As I type, my husband is playing this on the sofa.

I enjoy FFX more than most computer games; it doesn't make me want to kill innocent bunnies just to relieve the boredom, the graphics are amazing, the score fairly elegant, the gameplay's not too repetetive.

As with FF8, which is the only other one in the series I know quite well, I felt that once you got to the end, it was rushed, and a bit thrown-together.

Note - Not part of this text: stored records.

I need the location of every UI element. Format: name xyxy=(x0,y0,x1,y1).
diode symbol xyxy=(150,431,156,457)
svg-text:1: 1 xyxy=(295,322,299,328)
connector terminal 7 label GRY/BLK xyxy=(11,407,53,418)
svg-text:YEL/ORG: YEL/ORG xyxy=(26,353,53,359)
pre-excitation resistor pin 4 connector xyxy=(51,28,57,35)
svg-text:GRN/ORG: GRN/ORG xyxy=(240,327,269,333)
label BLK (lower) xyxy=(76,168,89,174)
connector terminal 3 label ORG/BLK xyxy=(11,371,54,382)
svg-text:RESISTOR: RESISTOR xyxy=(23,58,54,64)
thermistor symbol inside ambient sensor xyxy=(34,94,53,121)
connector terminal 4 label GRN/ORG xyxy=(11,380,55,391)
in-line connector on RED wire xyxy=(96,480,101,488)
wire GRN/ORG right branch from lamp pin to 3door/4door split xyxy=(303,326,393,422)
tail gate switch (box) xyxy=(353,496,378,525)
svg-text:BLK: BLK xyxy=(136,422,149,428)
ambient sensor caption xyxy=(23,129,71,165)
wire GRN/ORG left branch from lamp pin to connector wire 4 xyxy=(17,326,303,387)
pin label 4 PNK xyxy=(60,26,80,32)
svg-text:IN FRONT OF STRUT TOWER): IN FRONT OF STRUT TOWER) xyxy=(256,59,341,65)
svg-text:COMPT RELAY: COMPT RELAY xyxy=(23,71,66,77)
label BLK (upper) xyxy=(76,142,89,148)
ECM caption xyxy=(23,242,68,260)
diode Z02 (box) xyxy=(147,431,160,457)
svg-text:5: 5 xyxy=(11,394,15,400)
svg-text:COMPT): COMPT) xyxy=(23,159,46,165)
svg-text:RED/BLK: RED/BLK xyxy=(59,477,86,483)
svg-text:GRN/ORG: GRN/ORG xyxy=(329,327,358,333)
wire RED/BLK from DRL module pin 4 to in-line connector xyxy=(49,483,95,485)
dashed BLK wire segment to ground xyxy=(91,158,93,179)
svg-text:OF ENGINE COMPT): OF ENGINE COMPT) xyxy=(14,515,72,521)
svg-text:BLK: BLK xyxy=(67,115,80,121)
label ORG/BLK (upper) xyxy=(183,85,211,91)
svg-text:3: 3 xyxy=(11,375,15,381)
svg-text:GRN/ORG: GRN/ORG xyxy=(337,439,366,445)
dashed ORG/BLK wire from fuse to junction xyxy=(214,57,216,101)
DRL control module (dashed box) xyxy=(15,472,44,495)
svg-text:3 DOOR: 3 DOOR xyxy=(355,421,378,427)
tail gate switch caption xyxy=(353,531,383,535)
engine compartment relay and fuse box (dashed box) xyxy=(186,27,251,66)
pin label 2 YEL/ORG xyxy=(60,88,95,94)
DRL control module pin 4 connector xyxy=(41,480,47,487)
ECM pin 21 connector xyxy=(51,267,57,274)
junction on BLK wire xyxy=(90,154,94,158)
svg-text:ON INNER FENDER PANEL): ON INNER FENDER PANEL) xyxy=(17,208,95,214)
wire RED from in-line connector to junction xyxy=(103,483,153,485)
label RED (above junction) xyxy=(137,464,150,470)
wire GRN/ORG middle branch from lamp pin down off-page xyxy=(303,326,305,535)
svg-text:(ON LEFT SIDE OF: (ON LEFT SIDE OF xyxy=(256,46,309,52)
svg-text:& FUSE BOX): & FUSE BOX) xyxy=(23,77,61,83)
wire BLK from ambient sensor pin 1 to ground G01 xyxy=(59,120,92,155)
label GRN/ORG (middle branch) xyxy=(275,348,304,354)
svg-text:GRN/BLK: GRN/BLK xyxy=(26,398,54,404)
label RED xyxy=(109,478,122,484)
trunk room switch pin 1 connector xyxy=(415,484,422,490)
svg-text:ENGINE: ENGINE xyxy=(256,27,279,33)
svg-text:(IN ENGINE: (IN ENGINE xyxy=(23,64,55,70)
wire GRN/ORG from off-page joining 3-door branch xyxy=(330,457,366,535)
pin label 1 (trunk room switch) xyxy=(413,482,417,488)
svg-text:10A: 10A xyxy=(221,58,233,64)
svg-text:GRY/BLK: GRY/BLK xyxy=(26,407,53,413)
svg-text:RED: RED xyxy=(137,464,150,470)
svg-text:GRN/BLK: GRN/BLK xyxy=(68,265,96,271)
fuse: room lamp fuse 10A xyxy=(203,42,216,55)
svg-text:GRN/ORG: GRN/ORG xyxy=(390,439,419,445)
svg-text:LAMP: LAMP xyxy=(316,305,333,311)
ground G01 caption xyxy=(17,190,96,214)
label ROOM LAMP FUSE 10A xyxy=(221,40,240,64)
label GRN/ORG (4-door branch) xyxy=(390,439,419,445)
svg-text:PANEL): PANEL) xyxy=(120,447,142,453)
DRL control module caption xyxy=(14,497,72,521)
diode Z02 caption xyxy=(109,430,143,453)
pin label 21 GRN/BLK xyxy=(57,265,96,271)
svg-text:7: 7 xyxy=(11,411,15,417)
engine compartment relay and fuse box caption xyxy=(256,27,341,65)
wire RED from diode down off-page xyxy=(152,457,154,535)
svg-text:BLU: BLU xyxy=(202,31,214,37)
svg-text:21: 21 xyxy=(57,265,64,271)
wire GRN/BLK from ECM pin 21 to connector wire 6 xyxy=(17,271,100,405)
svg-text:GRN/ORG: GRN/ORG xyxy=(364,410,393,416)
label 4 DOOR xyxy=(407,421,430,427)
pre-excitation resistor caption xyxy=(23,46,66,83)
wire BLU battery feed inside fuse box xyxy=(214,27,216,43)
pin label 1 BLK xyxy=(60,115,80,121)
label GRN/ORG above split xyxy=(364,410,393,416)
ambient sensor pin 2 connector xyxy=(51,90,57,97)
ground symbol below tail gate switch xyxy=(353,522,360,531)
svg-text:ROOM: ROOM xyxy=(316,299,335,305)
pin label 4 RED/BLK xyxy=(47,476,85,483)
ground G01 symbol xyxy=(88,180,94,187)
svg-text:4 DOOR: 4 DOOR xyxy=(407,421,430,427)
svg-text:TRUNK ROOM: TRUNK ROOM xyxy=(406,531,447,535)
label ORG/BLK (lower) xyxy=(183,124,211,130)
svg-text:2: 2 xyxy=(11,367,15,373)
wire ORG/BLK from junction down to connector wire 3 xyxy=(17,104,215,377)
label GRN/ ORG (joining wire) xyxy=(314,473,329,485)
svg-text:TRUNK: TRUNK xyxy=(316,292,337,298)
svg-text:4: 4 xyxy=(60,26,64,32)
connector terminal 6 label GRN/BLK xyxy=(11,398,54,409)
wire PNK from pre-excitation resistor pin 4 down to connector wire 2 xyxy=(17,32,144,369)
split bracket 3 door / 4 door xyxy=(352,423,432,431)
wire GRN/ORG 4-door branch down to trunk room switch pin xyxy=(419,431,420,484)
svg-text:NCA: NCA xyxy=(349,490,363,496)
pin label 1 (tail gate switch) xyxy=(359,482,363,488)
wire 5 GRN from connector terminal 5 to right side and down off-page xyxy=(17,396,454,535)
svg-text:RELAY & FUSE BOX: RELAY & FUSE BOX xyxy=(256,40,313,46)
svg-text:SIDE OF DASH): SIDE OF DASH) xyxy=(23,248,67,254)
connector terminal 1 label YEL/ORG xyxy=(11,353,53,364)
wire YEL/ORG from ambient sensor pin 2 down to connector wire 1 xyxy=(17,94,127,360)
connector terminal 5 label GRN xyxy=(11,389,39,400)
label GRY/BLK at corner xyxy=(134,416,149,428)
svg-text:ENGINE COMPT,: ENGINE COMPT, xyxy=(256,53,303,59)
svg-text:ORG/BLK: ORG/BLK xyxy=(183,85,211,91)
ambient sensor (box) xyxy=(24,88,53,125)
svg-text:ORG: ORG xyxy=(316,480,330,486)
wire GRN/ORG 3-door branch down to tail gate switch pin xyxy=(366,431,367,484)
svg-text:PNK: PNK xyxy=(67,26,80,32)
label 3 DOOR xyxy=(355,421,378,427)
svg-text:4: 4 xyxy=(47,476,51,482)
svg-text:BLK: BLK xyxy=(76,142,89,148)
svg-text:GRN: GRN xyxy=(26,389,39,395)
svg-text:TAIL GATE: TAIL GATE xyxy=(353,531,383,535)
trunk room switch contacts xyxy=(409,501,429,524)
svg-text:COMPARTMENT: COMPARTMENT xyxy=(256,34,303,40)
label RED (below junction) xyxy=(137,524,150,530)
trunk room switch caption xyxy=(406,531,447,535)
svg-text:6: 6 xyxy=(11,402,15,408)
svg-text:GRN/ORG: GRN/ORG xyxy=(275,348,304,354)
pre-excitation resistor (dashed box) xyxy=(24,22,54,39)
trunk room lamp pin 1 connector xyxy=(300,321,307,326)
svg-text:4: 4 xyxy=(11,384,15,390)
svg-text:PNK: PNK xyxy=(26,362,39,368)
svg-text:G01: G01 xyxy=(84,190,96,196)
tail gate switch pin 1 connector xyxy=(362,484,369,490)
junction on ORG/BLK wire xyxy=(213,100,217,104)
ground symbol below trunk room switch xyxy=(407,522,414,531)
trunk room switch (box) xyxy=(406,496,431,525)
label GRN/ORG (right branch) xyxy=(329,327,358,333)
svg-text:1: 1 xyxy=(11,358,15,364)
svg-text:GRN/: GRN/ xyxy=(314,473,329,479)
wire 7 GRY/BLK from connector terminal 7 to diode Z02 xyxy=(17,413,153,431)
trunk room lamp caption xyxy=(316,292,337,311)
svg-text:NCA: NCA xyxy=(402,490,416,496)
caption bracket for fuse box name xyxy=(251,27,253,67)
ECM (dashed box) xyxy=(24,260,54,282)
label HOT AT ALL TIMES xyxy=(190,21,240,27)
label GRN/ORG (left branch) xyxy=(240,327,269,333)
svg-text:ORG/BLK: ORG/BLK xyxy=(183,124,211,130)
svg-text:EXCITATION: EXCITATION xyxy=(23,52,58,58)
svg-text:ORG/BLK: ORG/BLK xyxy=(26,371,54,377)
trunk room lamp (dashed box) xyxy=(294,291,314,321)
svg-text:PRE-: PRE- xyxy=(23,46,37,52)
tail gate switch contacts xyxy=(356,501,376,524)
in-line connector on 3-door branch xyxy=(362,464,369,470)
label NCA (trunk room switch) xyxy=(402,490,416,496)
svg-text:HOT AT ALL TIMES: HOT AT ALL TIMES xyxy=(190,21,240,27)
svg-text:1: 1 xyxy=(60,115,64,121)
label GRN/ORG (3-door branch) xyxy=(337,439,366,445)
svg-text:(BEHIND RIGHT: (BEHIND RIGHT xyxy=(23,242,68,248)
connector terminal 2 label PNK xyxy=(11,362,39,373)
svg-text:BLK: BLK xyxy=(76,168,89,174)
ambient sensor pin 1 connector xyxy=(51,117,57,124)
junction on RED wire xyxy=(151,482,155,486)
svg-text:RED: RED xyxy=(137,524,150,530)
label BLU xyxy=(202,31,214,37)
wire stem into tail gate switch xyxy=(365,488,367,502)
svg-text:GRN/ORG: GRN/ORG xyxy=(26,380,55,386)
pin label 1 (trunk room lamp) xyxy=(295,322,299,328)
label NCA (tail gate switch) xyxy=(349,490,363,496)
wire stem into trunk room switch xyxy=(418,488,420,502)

The FMV is utterly gob-smackingly awesome in places!


----------



## Commonmind (Apr 10, 2007)

In my opinion that's been one of Square's biggest faults. The beginning and climax of their games are usually pretty intriguing, but when it comes to the finale, there is definitely a lack of polish. Being a huge Square fan and having played most of their releases - including some of their domestic titles that never made it to our shores - I'd have to say a fairly low percentage of them have engaged me the entire way through.


----------



## Commonmind (Apr 10, 2007)

I should rephrase that. It isn't that they haven't engaged me the entire way through, only that I sometimes feel a bit disappointed with the final few hours and resolution of the story.


----------



## Aes (Apr 11, 2007)

Commonmind said:
			
		

> In my opinion that's been one of Square's biggest faults. The beginning and climax of their games are usually pretty intriguing, but when it comes to the finale, there is definitely a lack of polish.

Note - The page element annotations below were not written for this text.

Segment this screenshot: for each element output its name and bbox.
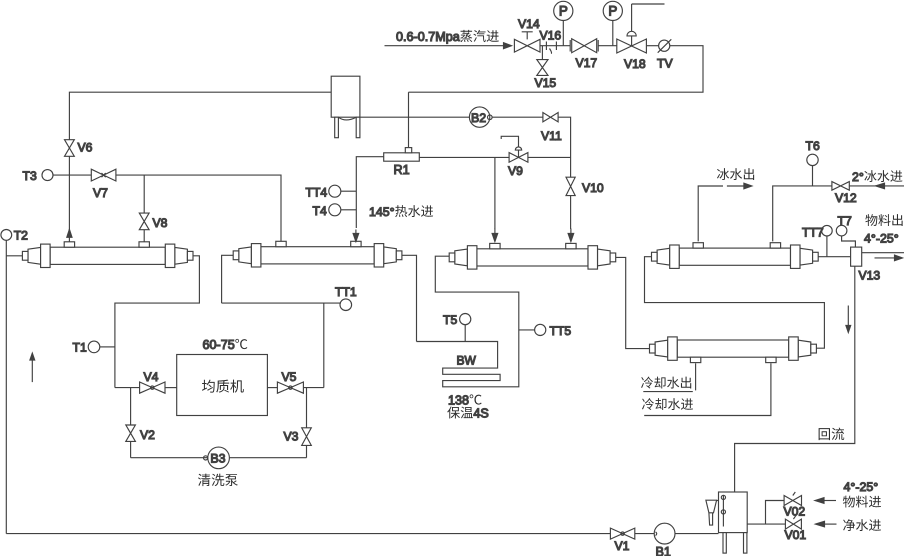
pipe: V6 to exchanger E1 nozzle <box>68 156 70 242</box>
svg-text:V17: V17 <box>576 56 598 70</box>
svg-text:TT5: TT5 <box>550 324 572 338</box>
svg-text:V10: V10 <box>582 181 604 195</box>
svg-text:V02: V02 <box>784 505 806 519</box>
valve V4 <box>115 387 140 389</box>
svg-text:V15: V15 <box>535 76 557 90</box>
svg-text:T6: T6 <box>806 139 820 153</box>
valve V3 <box>306 445 308 457</box>
valve V2 <box>126 425 136 441</box>
svg-text:T4: T4 <box>313 204 327 218</box>
svg-text:V7: V7 <box>93 186 108 200</box>
pipe: bottom CIP/feed line <box>6 533 718 535</box>
junction <box>407 116 410 119</box>
heat exchanger E1 <box>22 242 193 268</box>
valve V13 <box>851 247 862 266</box>
pressure gauge P (1) <box>562 21 564 46</box>
pipe: steam inlet label line with arrow <box>385 45 504 47</box>
svg-text:TV: TV <box>657 57 673 71</box>
valve V10 <box>566 177 575 195</box>
svg-text:V18: V18 <box>624 57 646 71</box>
instrument TT5 <box>519 329 535 331</box>
svg-text:4S: 4S <box>473 407 488 421</box>
valve V15 and tee <box>541 46 543 60</box>
svg-text:T5: T5 <box>443 313 457 327</box>
svg-text:V16: V16 <box>540 29 562 43</box>
label cooling water in <box>642 398 654 410</box>
heater R1 <box>384 153 420 161</box>
thermal valve TV <box>646 45 658 47</box>
svg-text:B1: B1 <box>656 545 671 556</box>
svg-text:P: P <box>608 4 617 19</box>
svg-text:BW: BW <box>457 354 477 368</box>
svg-text:V12: V12 <box>835 191 857 205</box>
pipe: drop to V2 <box>130 388 132 425</box>
pipe: V5 riser to E2 <box>323 303 325 388</box>
pipe: E2 right to holding coil BW <box>402 255 417 341</box>
holding coil BW serpentine <box>417 256 519 387</box>
svg-text:TT4: TT4 <box>306 186 328 200</box>
valve V8 <box>139 213 149 230</box>
svg-text:V14: V14 <box>518 17 540 31</box>
heat exchanger E4 <box>652 243 819 269</box>
pipe: B2 suction from tank <box>360 116 470 118</box>
pipe: E2 left stub loop with TT1 <box>222 255 340 303</box>
svg-text:V6: V6 <box>78 141 93 155</box>
top balance tank <box>331 76 360 138</box>
heat exchanger E3 <box>449 243 615 269</box>
control valve V18 with actuator <box>632 4 665 33</box>
svg-text:V3: V3 <box>284 430 299 444</box>
svg-text:4°-25°: 4°-25° <box>844 480 879 494</box>
valve V14 <box>522 32 533 40</box>
heat exchanger E2 <box>233 241 402 267</box>
svg-text:V01: V01 <box>785 528 807 542</box>
pipe: V7 to E2 left nozzle <box>116 175 281 242</box>
svg-text:B3: B3 <box>210 452 225 466</box>
pipe: B2 to V11 <box>492 116 543 118</box>
label cooling water out <box>695 363 697 390</box>
svg-text:TT1: TT1 <box>335 285 357 299</box>
svg-text:4°-25°: 4°-25° <box>864 232 899 246</box>
pipe: product outlet <box>862 252 904 254</box>
svg-text:T1: T1 <box>73 341 87 355</box>
valve V01 and clean water inlet <box>747 523 785 525</box>
pipe: steam line to return header <box>409 46 704 92</box>
valve V02 and material inlet <box>766 501 785 525</box>
pipe: drop to E3 left nozzle <box>494 157 496 229</box>
valve V17 <box>570 40 598 52</box>
level gauge <box>722 495 724 527</box>
svg-text:V8: V8 <box>153 216 168 230</box>
svg-text:V11: V11 <box>541 129 562 143</box>
valve V7 <box>69 174 91 176</box>
svg-text:V9: V9 <box>508 164 523 178</box>
pipe: R1 outlet to E2 right nozzle <box>356 157 383 228</box>
pipe: branch to V8 <box>143 175 145 213</box>
pipe: R1 to V9 <box>419 156 509 158</box>
valve V11 <box>543 113 558 122</box>
pipe: ice water out of E4 <box>698 186 723 241</box>
svg-text:V1: V1 <box>615 539 630 553</box>
cleaning pump B3 <box>131 457 208 459</box>
svg-text:R1: R1 <box>394 163 410 177</box>
svg-text:B2: B2 <box>471 111 486 125</box>
svg-text:145°: 145° <box>369 205 395 219</box>
svg-text:0.6-0.7Mpa: 0.6-0.7Mpa <box>396 30 460 44</box>
pipe: V11 to V10 drop <box>558 117 571 177</box>
pump B1 <box>654 523 675 544</box>
pipe: V10 to E3 nozzle <box>570 196 572 229</box>
pipe: header down to R1 <box>408 92 410 147</box>
pipe: E3 right to E5 left <box>616 257 650 348</box>
pipe: V9 to junction <box>528 156 571 158</box>
flex joint V16 <box>540 45 570 47</box>
svg-text:P: P <box>559 4 568 19</box>
valve V6 <box>65 140 75 157</box>
valve V12 <box>832 182 849 191</box>
svg-text:V13: V13 <box>859 269 881 283</box>
pipe: return line to bottom tank <box>735 266 855 492</box>
svg-text:60-75: 60-75 <box>203 338 235 352</box>
svg-text:138: 138 <box>448 394 469 408</box>
homogenizer box <box>177 355 268 416</box>
bottom feed tank <box>719 492 748 553</box>
svg-text:TT7: TT7 <box>802 226 824 240</box>
pressure gauge P (2) <box>598 21 617 46</box>
pipe: tank to V6 drop <box>69 92 331 139</box>
pipe: ice water in with V12 <box>849 185 904 187</box>
svg-text:V2: V2 <box>140 428 155 442</box>
pump B2 <box>469 107 489 127</box>
control valve V9 <box>509 153 528 163</box>
funnel <box>706 500 717 525</box>
pipe: E4 right to V13 <box>818 256 850 258</box>
valve V5 <box>267 387 277 389</box>
flow arrow up <box>68 229 70 237</box>
svg-text:V5: V5 <box>282 370 297 384</box>
floating flow arrow up <box>31 360 33 382</box>
svg-text:T3: T3 <box>23 169 37 183</box>
svg-text:T2: T2 <box>14 229 28 243</box>
pipe: E1 right to homogenizer loop <box>115 256 199 388</box>
heat exchanger E5 <box>650 337 817 363</box>
svg-text:2°: 2° <box>852 170 864 184</box>
pipe: E4 left to E5 right <box>645 257 825 349</box>
valve V1 on bottom line <box>610 528 634 539</box>
svg-text:V4: V4 <box>144 370 159 384</box>
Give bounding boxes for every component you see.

I agree, and this seems to be especially true starting with #7.  For some reason, when I first played it, I restarted from the beginning for seemingly no reason once I reached the final hours.  With every FF since, I've had to fight to keep myself playing through completely.  Still, they are enjoyable games.


----------



## Commonmind (Apr 11, 2007)

Aes said:


> I agree, and this seems to be especially true starting with #7.  For some reason, when I first played it, I restarted from the beginning for seemingly no reason once I reached the final hours.  With every FF since, I've had to fight to keep myself playing through completely.  Still, they are enjoyable games.



Yep, and I keep buying them (and probably will as long as my fingers are capable of pressing whatever button is required to start one of those neato summon spells).


----------



## gigi (May 14, 2007)

Yeah, it's my favorite RPG.


----------



## fantasy noob (May 14, 2007)

pritty good i couldnt get past the zombie seymour then i gave up and started x-2 it was cool too but just not as good


----------



## Lucien21 (May 15, 2007)

I got right to the end fighting Sin and gave up.

Got bored.


----------



## DARK_KNIGHT (May 16, 2007)

Sounds like the only one who actually played the game past the ending...


----------



## fantasy noob (May 17, 2007)

my freind did it i saw a bit of it nothing uber-spectacular


----------



## sanityassassin (May 17, 2007)

I got to a certain point and then got bored and stopped playing for a while, when I eventually got back to it I forgot what I was supposed to do so gave up


----------



## Lenny (May 17, 2007)

Once Sony have updated the PS3 backwards compatibility so that FFX plays without problems, I'm going to get it and play it all the way through.


----------



## Rane Longfox (May 17, 2007)

The ending was... dissapointing, I think. Somewhat pointless, especially once it gave you auto-life.

Really good game though - blitzball is great fun, as is kicking the asses of Biren and Yenke once you get to Mt Gagazet


----------



## sanityassassin (May 23, 2007)

I have restarted it again I have forgotten how long the cut scenes were


----------